Although being given the kiss-of-live recently by such things as these CDs of British Light Classics and, to much eyebrow raising, from former devotees of BBC Radio Three, through the medium of regular hour-long programmes of light music, there can be no doubt that light music, if not actually dead, is certainly in a sunset home. In any case, the UK commercial radio station, Classic FM, has usurped light music's former functions, and now supplies non-stop 24 hour doses of diatonic classics.

The longest item on these two discs lasts for 5 minutes 10 seconds, and the shortest for 2 minutes 23 seconds.
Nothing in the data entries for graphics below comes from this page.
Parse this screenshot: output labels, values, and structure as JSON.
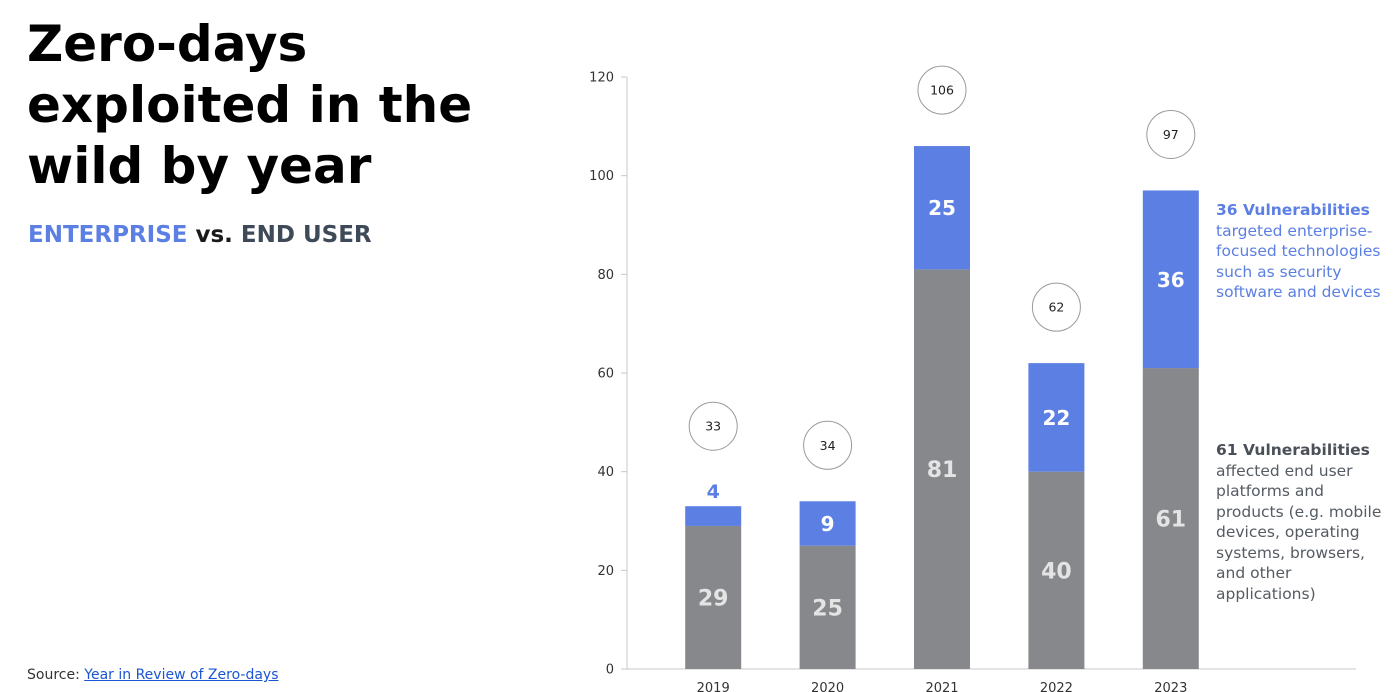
{
  "title_lines": [
    "Zero-days",
    "exploited in the",
    "wild by year"
  ],
  "subtitle": {
    "enterprise": "ENTERPRISE",
    "vs": " vs. ",
    "end_user": "END USER"
  },
  "source": {
    "label": "Source: ",
    "link_text": "Year in Review of Zero-days"
  },
  "colors": {
    "enterprise": "#5b7fe2",
    "end_user": "#86888c",
    "axis": "#c8c8c8",
    "tick_text": "#333333"
  },
  "chart_data": {
    "type": "bar",
    "stacked": true,
    "categories": [
      "2019",
      "2020",
      "2021",
      "2022",
      "2023"
    ],
    "series": [
      {
        "key": "end_user",
        "values": [
          29,
          25,
          81,
          40,
          61
        ],
        "color": "#86888c"
      },
      {
        "key": "enterprise",
        "values": [
          4,
          9,
          25,
          22,
          36
        ],
        "color": "#5b7fe2"
      }
    ],
    "totals": [
      33,
      34,
      106,
      62,
      97
    ],
    "ylim": [
      0,
      120
    ],
    "yticks": [
      0,
      20,
      40,
      60,
      80,
      100,
      120
    ],
    "grid": false,
    "annotations": {
      "enterprise": {
        "heading": "36 Vulnerabilities",
        "text": "targeted enterprise-focused technologies such as security software and devices"
      },
      "end_user": {
        "heading": "61 Vulnerabilities",
        "text": "affected end user platforms and products (e.g. mobile devices, operating systems, browsers, and other applications)"
      }
    }
  }
}
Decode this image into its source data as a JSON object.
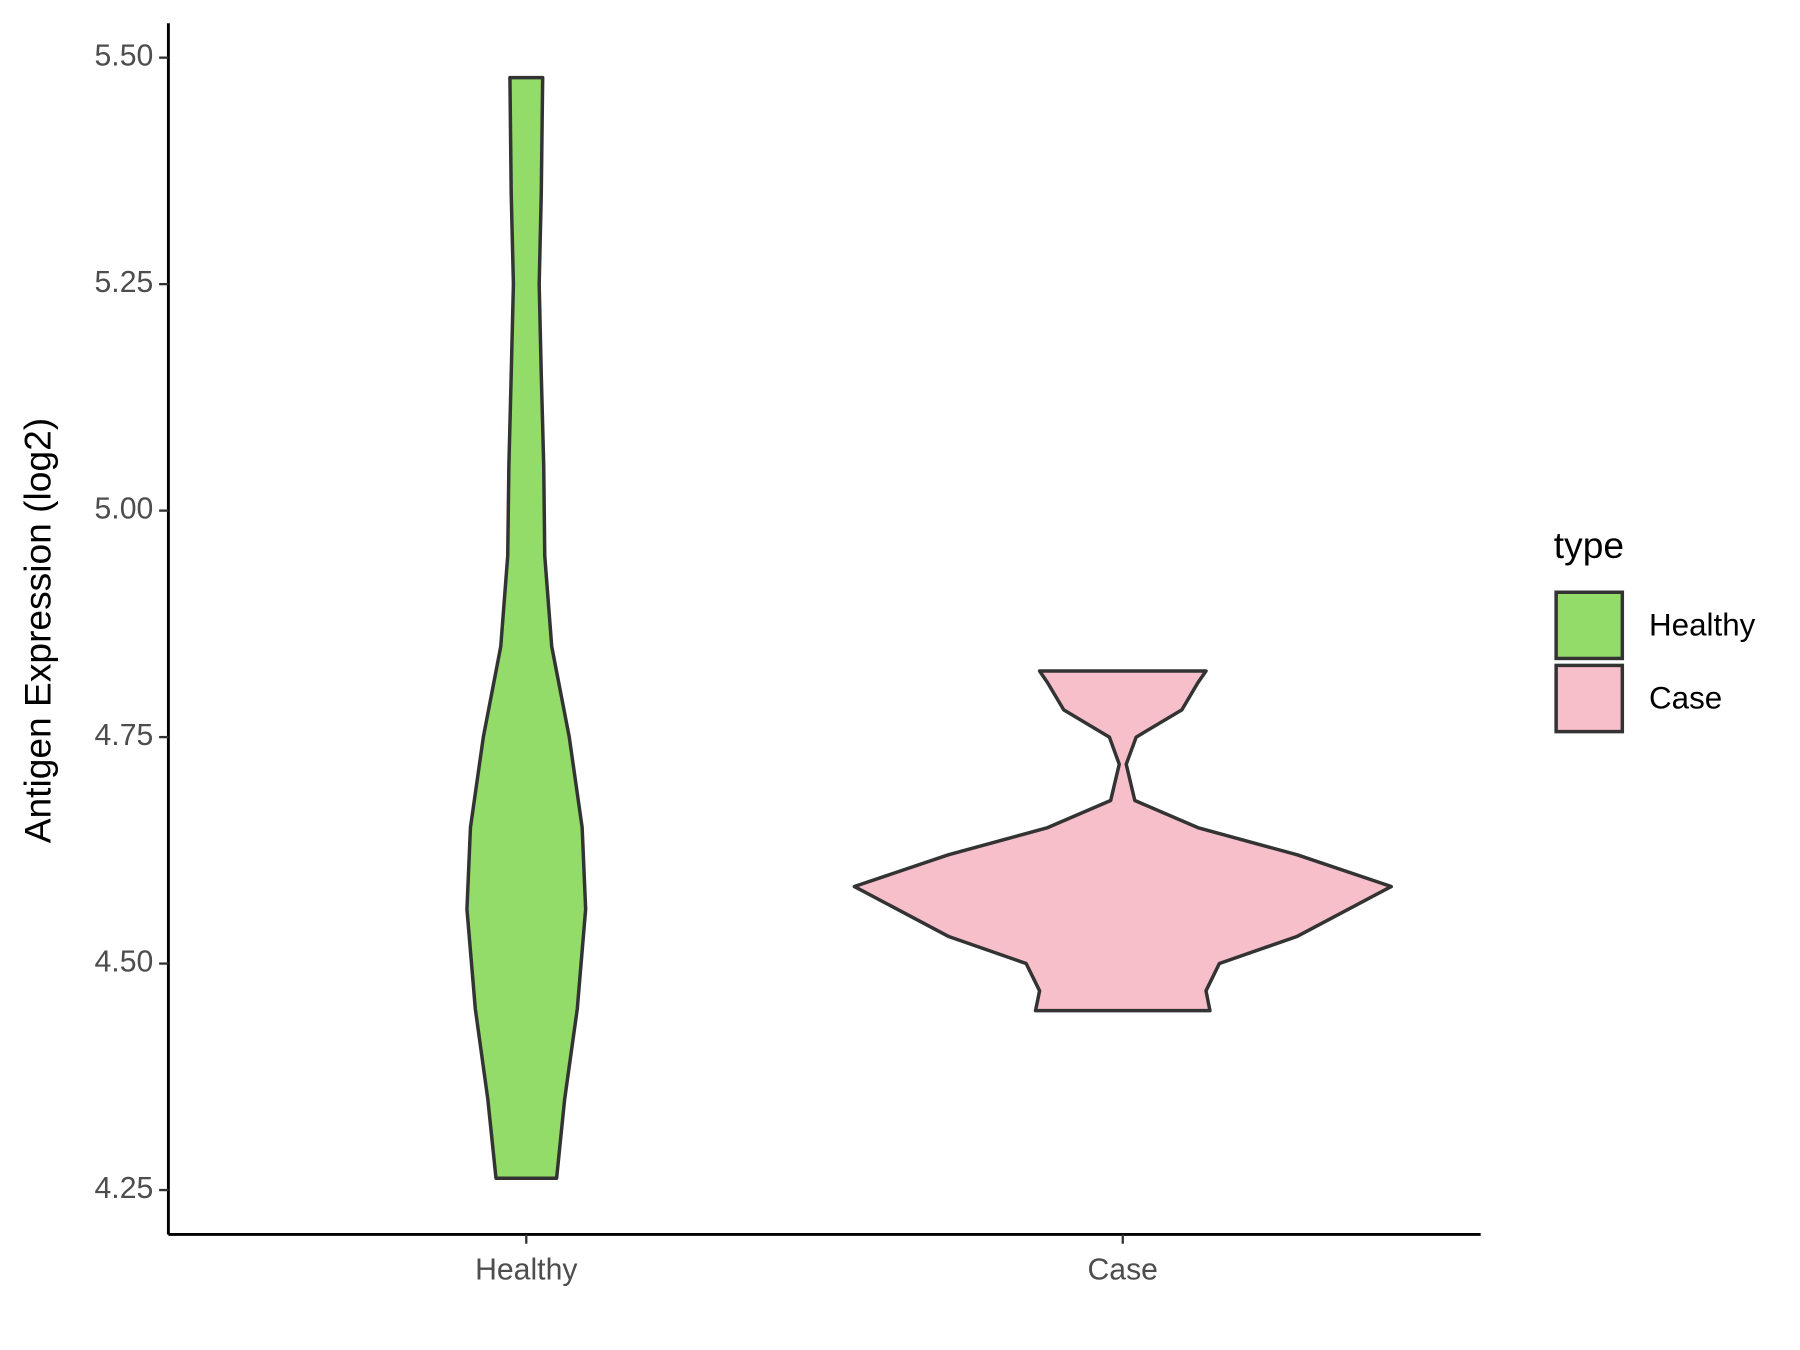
{
  "chart_data": {
    "type": "violin",
    "y_label": "Antigen Expression (log2)",
    "legend_title": "type",
    "categories": [
      "Healthy",
      "Case"
    ],
    "series": [
      {
        "name": "Healthy",
        "color": "#93dc6a",
        "y": [
          4.263,
          4.35,
          4.45,
          4.56,
          4.65,
          4.75,
          4.85,
          4.95,
          5.05,
          5.15,
          5.25,
          5.35,
          5.478
        ],
        "density": [
          0.113,
          0.143,
          0.19,
          0.221,
          0.208,
          0.16,
          0.095,
          0.069,
          0.065,
          0.056,
          0.048,
          0.056,
          0.061
        ]
      },
      {
        "name": "Case",
        "color": "#f7bfca",
        "y": [
          4.448,
          4.47,
          4.5,
          4.53,
          4.585,
          4.62,
          4.65,
          4.68,
          4.72,
          4.75,
          4.78,
          4.81,
          4.823
        ],
        "density": [
          0.325,
          0.31,
          0.36,
          0.65,
          1.0,
          0.65,
          0.28,
          0.045,
          0.013,
          0.05,
          0.22,
          0.28,
          0.31
        ]
      }
    ],
    "ylim": [
      4.201,
      5.538
    ],
    "yticks": [
      4.25,
      {
        "value": 4.5,
        "label": "4.50"
      },
      4.75,
      {
        "value": 5,
        "label": "5.00"
      },
      5.25,
      {
        "value": 5.5,
        "label": "5.50"
      }
    ],
    "legend_position": "right"
  }
}
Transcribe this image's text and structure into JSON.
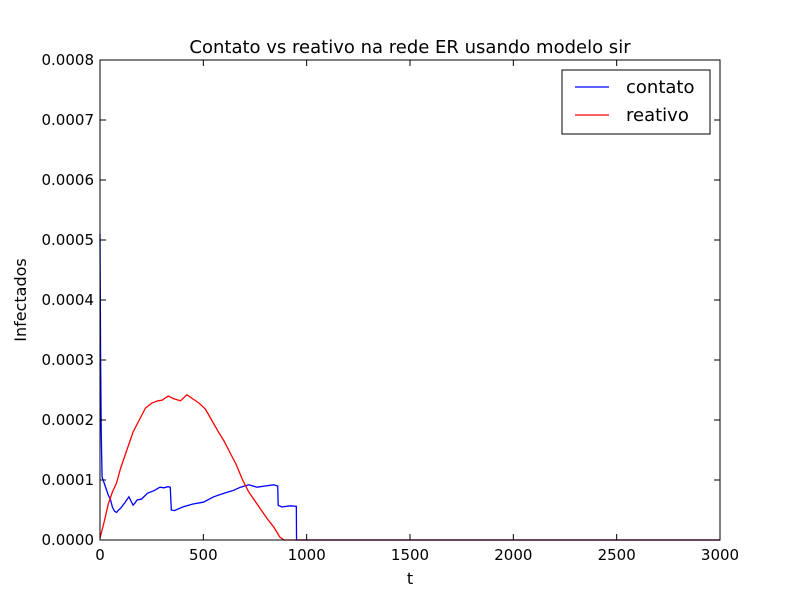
{
  "chart_data": {
    "type": "line",
    "title": "Contato vs reativo na rede ER usando modelo sir",
    "xlabel": "t",
    "ylabel": "Infectados",
    "xlim": [
      0,
      3000
    ],
    "ylim": [
      0,
      0.0008
    ],
    "xticks": [
      "0",
      "500",
      "1000",
      "1500",
      "2000",
      "2500",
      "3000"
    ],
    "yticks": [
      "0.0000",
      "0.0001",
      "0.0002",
      "0.0003",
      "0.0004",
      "0.0005",
      "0.0006",
      "0.0007",
      "0.0008"
    ],
    "grid": false,
    "legend_position": "top-right",
    "series": [
      {
        "name": "contato",
        "color": "#0000ff",
        "x": [
          0,
          3,
          6,
          10,
          15,
          20,
          30,
          40,
          50,
          60,
          70,
          80,
          90,
          100,
          120,
          140,
          150,
          160,
          170,
          180,
          200,
          230,
          260,
          290,
          310,
          330,
          340,
          345,
          360,
          400,
          450,
          500,
          550,
          600,
          640,
          680,
          720,
          760,
          800,
          840,
          860,
          862,
          880,
          920,
          950,
          951,
          1000,
          1500,
          2000,
          2500,
          3000
        ],
        "y": [
          0.00051,
          0.0003,
          0.00018,
          0.000105,
          0.0001,
          9.5e-05,
          8.5e-05,
          7.5e-05,
          6.8e-05,
          5.5e-05,
          4.8e-05,
          4.6e-05,
          5e-05,
          5.3e-05,
          6.2e-05,
          7.2e-05,
          6.5e-05,
          5.8e-05,
          6.2e-05,
          6.7e-05,
          6.8e-05,
          7.8e-05,
          8.2e-05,
          8.8e-05,
          8.7e-05,
          8.9e-05,
          8.8e-05,
          5e-05,
          4.9e-05,
          5.5e-05,
          6e-05,
          6.3e-05,
          7.2e-05,
          7.8e-05,
          8.2e-05,
          8.8e-05,
          9.2e-05,
          8.8e-05,
          9e-05,
          9.2e-05,
          9e-05,
          5.8e-05,
          5.5e-05,
          5.7e-05,
          5.6e-05,
          0,
          0,
          0,
          0,
          0,
          0
        ]
      },
      {
        "name": "reativo",
        "color": "#ff0000",
        "x": [
          0,
          20,
          40,
          60,
          80,
          100,
          130,
          160,
          190,
          220,
          250,
          280,
          300,
          330,
          360,
          390,
          420,
          430,
          450,
          480,
          510,
          540,
          570,
          600,
          630,
          660,
          690,
          720,
          750,
          780,
          810,
          840,
          870,
          890,
          900,
          1000,
          1500,
          2000,
          2500,
          3000
        ],
        "y": [
          3e-06,
          3e-05,
          6e-05,
          8e-05,
          9.5e-05,
          0.00012,
          0.00015,
          0.00018,
          0.0002,
          0.00022,
          0.000228,
          0.000232,
          0.000233,
          0.00024,
          0.000235,
          0.000232,
          0.000242,
          0.00024,
          0.000235,
          0.000228,
          0.000218,
          0.0002,
          0.000182,
          0.000165,
          0.000145,
          0.000125,
          0.0001,
          8e-05,
          6.5e-05,
          5e-05,
          3.5e-05,
          2.2e-05,
          5e-06,
          0,
          0,
          0,
          0,
          0,
          0,
          0
        ]
      }
    ]
  }
}
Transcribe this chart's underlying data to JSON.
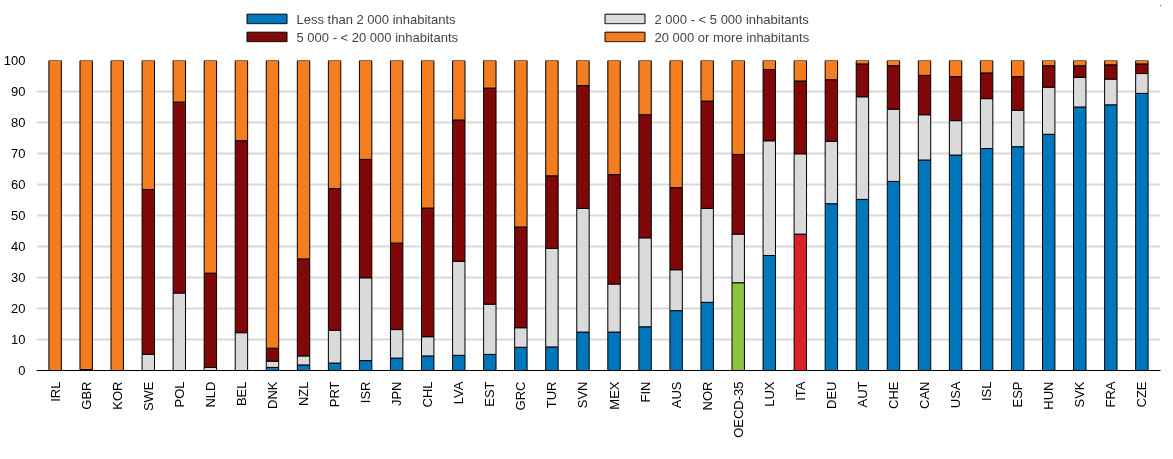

In other words, the producers and composers aimed their light music at listeners handicapped by what psychologists call 'short attention span'.

Elgar [listen -- CD1 track 15, 1:15-2:17] and Hamilton Harty managed, on these discs, to create two examples of superb musical art, each lasting less than the allotted maximum of five minutes. Of course they did, because for centuries such skills have formed part of the stock-in-trade of accomplished composers.

In his oratorio The Creation, Haydn produced one of music's most radiant sunrises, and it lasts for a few seconds -- just about as long as the actual rising of the sun itself. Notwithstanding Ravel's Daphnis and Chloe masterpiece of dawn, or Carl Nielsen's Helios overture, or the glory of Strauss's sun rising over the mountains in his Alpine Symphony.